A Short List of Important Research Papers to Understand LLM

A Short List of Important Research Papers to Understand LLM

Large Language Models (LLMs) - transformers - have revolutionised NLP and beyond. Their impact spans computer vision, computational biology, and more, showcasing the tech's versatility.

These models have advanced beyond simple chatbots, aiding in understanding complex protein structures and enhancing image recognition. Here’s a curated, chronological list of crucial papers for understanding LLMs/transformers, each with a brief why-it's-important note.

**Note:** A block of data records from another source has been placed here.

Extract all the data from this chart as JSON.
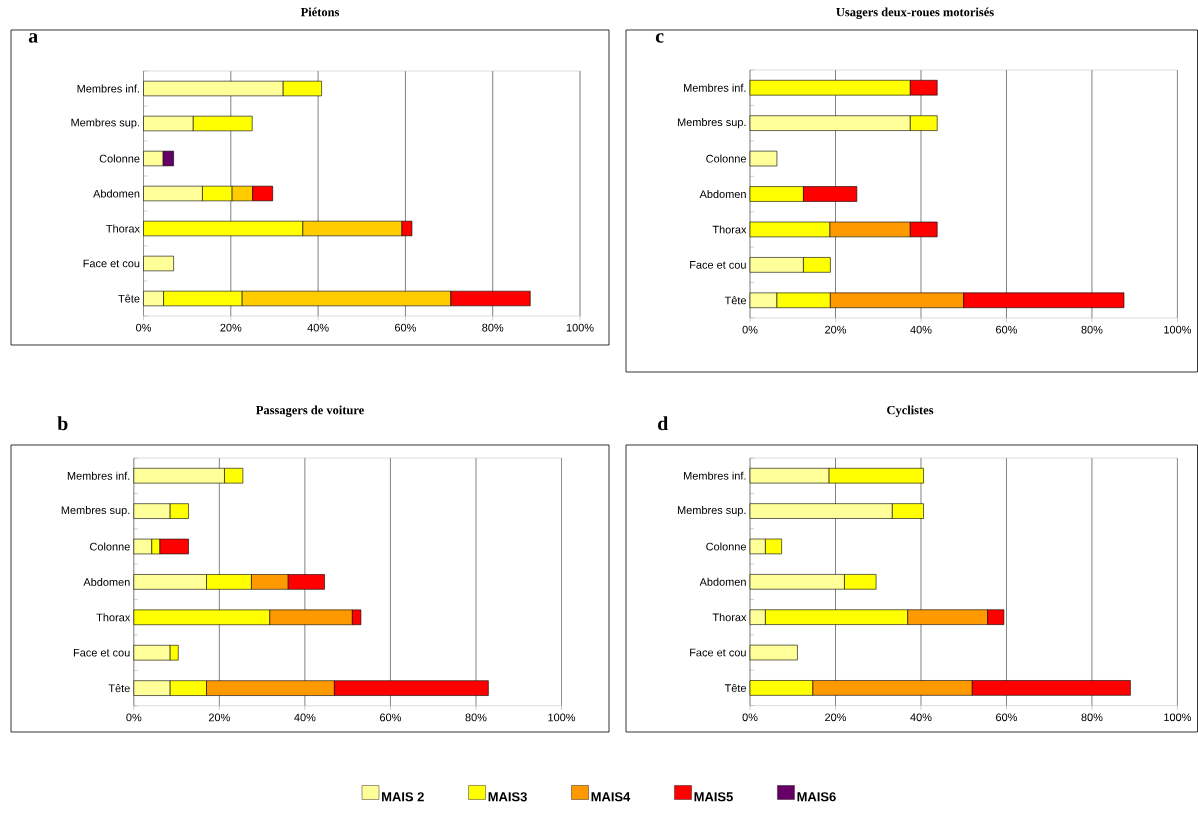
{
  "chart_data": [
    {
      "type": "bar",
      "orientation": "horizontal",
      "stacked": true,
      "title": "Piétons",
      "annotations": [
        "a"
      ],
      "categories": [
        "Membres inf.",
        "Membres sup.",
        "Colonne",
        "Abdomen",
        "Thorax",
        "Face et cou",
        "Tête"
      ],
      "xlim": [
        0,
        100
      ],
      "xticks": [
        {
          "value": 0,
          "label": "0%"
        },
        {
          "value": 20,
          "label": "20%"
        },
        {
          "value": 40,
          "label": "40%"
        },
        {
          "value": 60,
          "label": "60%"
        },
        {
          "value": 80,
          "label": "80%"
        },
        {
          "value": 100,
          "label": "100%"
        }
      ],
      "grid": "x",
      "series": [
        {
          "color": "#ffff99",
          "values": [
            32,
            11.4,
            4.5,
            13.5,
            null,
            6.9,
            4.6
          ]
        },
        {
          "color": "#ffff00",
          "values": [
            8.8,
            13.5,
            null,
            6.8,
            36.5,
            null,
            18
          ]
        },
        {
          "color": "#ffcc00",
          "values": [
            null,
            null,
            null,
            4.7,
            22.7,
            null,
            47.8
          ]
        },
        {
          "color": "#ff0000",
          "values": [
            null,
            null,
            null,
            4.6,
            2.3,
            null,
            18.2
          ]
        },
        {
          "color": "#660066",
          "values": [
            null,
            null,
            2.4,
            null,
            null,
            null,
            null
          ]
        }
      ]
    },
    {
      "type": "bar",
      "orientation": "horizontal",
      "stacked": true,
      "title": "Usagers deux-roues motorisés",
      "annotations": [
        "c"
      ],
      "categories": [
        "Membres inf.",
        "Membres sup.",
        "Colonne",
        "Abdomen",
        "Thorax",
        "Face et cou",
        "Tête"
      ],
      "xlim": [
        0,
        100
      ],
      "xticks": [
        {
          "value": 0,
          "label": "0%"
        },
        {
          "value": 20,
          "label": "20%"
        },
        {
          "value": 40,
          "label": "40%"
        },
        {
          "value": 60,
          "label": "60%"
        },
        {
          "value": 80,
          "label": "80%"
        },
        {
          "value": 100,
          "label": "100%"
        }
      ],
      "grid": "x",
      "series": [
        {
          "color": "#ffff99",
          "values": [
            null,
            37.5,
            6.3,
            null,
            null,
            12.5,
            6.3
          ]
        },
        {
          "color": "#ffff00",
          "values": [
            37.5,
            6.3,
            null,
            12.5,
            18.7,
            6.3,
            12.5
          ]
        },
        {
          "color": "#ff9900",
          "values": [
            null,
            null,
            null,
            null,
            18.8,
            null,
            31.2
          ]
        },
        {
          "color": "#ff0000",
          "values": [
            6.3,
            null,
            null,
            12.5,
            6.3,
            null,
            37.5
          ]
        }
      ]
    },
    {
      "type": "bar",
      "orientation": "horizontal",
      "stacked": true,
      "title": "Passagers de voiture",
      "annotations": [
        "b"
      ],
      "categories": [
        "Membres inf.",
        "Membres sup.",
        "Colonne",
        "Abdomen",
        "Thorax",
        "Face et cou",
        "Tête"
      ],
      "xlim": [
        0,
        100
      ],
      "xticks": [
        {
          "value": 0,
          "label": "0%"
        },
        {
          "value": 20,
          "label": "20%"
        },
        {
          "value": 40,
          "label": "40%"
        },
        {
          "value": 60,
          "label": "60%"
        },
        {
          "value": 80,
          "label": "80%"
        },
        {
          "value": 100,
          "label": "100%"
        }
      ],
      "grid": "x",
      "legend": "bottom",
      "series": [
        {
          "name": "MAIS 2",
          "color": "#ffff99",
          "values": [
            21.2,
            8.5,
            4.2,
            17,
            null,
            8.5,
            8.5
          ]
        },
        {
          "name": "MAIS3",
          "color": "#ffff00",
          "values": [
            4.3,
            4.3,
            1.9,
            10.5,
            31.8,
            1.9,
            8.5
          ]
        },
        {
          "name": "MAIS4",
          "color": "#ff9900",
          "values": [
            null,
            null,
            null,
            8.6,
            19.3,
            null,
            29.9
          ]
        },
        {
          "name": "MAIS5",
          "color": "#ff0000",
          "values": [
            null,
            null,
            6.7,
            8.5,
            2,
            null,
            36
          ]
        },
        {
          "name": "MAIS6",
          "color": "#660066",
          "values": [
            null,
            null,
            null,
            null,
            null,
            null,
            null
          ]
        }
      ]
    },
    {
      "type": "bar",
      "orientation": "horizontal",
      "stacked": true,
      "title": "Cyclistes",
      "annotations": [
        "d"
      ],
      "categories": [
        "Membres inf.",
        "Membres sup.",
        "Colonne",
        "Abdomen",
        "Thorax",
        "Face et cou",
        "Tête"
      ],
      "xlim": [
        0,
        100
      ],
      "xticks": [
        {
          "value": 0,
          "label": "0%"
        },
        {
          "value": 20,
          "label": "20%"
        },
        {
          "value": 40,
          "label": "40%"
        },
        {
          "value": 60,
          "label": "60%"
        },
        {
          "value": 80,
          "label": "80%"
        },
        {
          "value": 100,
          "label": "100%"
        }
      ],
      "grid": "x",
      "series": [
        {
          "color": "#ffff99",
          "values": [
            18.5,
            33.3,
            3.6,
            22.1,
            3.6,
            11.1,
            null
          ]
        },
        {
          "color": "#ffff00",
          "values": [
            22.1,
            7.3,
            3.8,
            7.4,
            33.3,
            null,
            14.7
          ]
        },
        {
          "color": "#ff9900",
          "values": [
            null,
            null,
            null,
            null,
            18.7,
            null,
            37.3
          ]
        },
        {
          "color": "#ff0000",
          "values": [
            null,
            null,
            null,
            null,
            3.8,
            null,
            37
          ]
        }
      ]
    }
  ]
}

  1. Neural Machine Translation by Jointly Learning to Align and Translate (2014)
    By Bahdanau, et al.

    • Introduced attention mechanisms, changing sequential data processing.
  2. Attention Is All You Need (2017)
    By Vaswani, et al.

    • Laid the groundwork for transformer models, revolutionising NLP.
  3. Universal Language Model Fine-tuning for Text Classification (2018)
    By Howard, et al.

    • Introduced effective transfer learning techniques for NLP tasks.
  4. BERT: Pre-training of Deep Bidirectional Transformers for Language Understanding (2018)
    By Devlin, et al.

    • Revolutionised contextual word embeddings, improving language understanding benchmarks.
  5. Improving Language Understanding by Generative Pre-Training (2018)
    By Radford, et al.

    • Demonstrated the power of generative pre-training for language understanding.
  6. BART: Denoising Sequence-to-Sequence Pre-training for Natural Language Generation, Translation, and Comprehension (2019)
    By Lewis, et al.

    • Introduced BART, enhancing NLP tasks with denoising for pre-training.
  7. On Layer Normalization in the Transformer Architecture (2020)
    By Xiong, et al.

    • Explored layer normalisation's role in improving transformer models' stability and performance.
  8. Language Models are Few-Shot Learners (2020)
    By Brown, et al.

    • Showcased GPT-3's few-shot learning capabilities, setting new benchmarks for model versatility.
  9. Scaling Language Models: Methods, Analysis & Insights from Training Gopher (2022)
    By Rae, et al.

    • Discussed scaling challenges and solutions, providing insights from training the Gopher model.
  10. Harnessing the Power of LLMs in Practice: A Survey on ChatGPT and Beyond (2023)
    By Yang, et al.

    • Offers a comprehensive survey on applying LLMs like ChatGPT in various domains, highlighting practical implications and future potential.

This list represents a journey through the evolution of LLMs, highlighting key milestones that have shaped the current landscape of AI and NLP.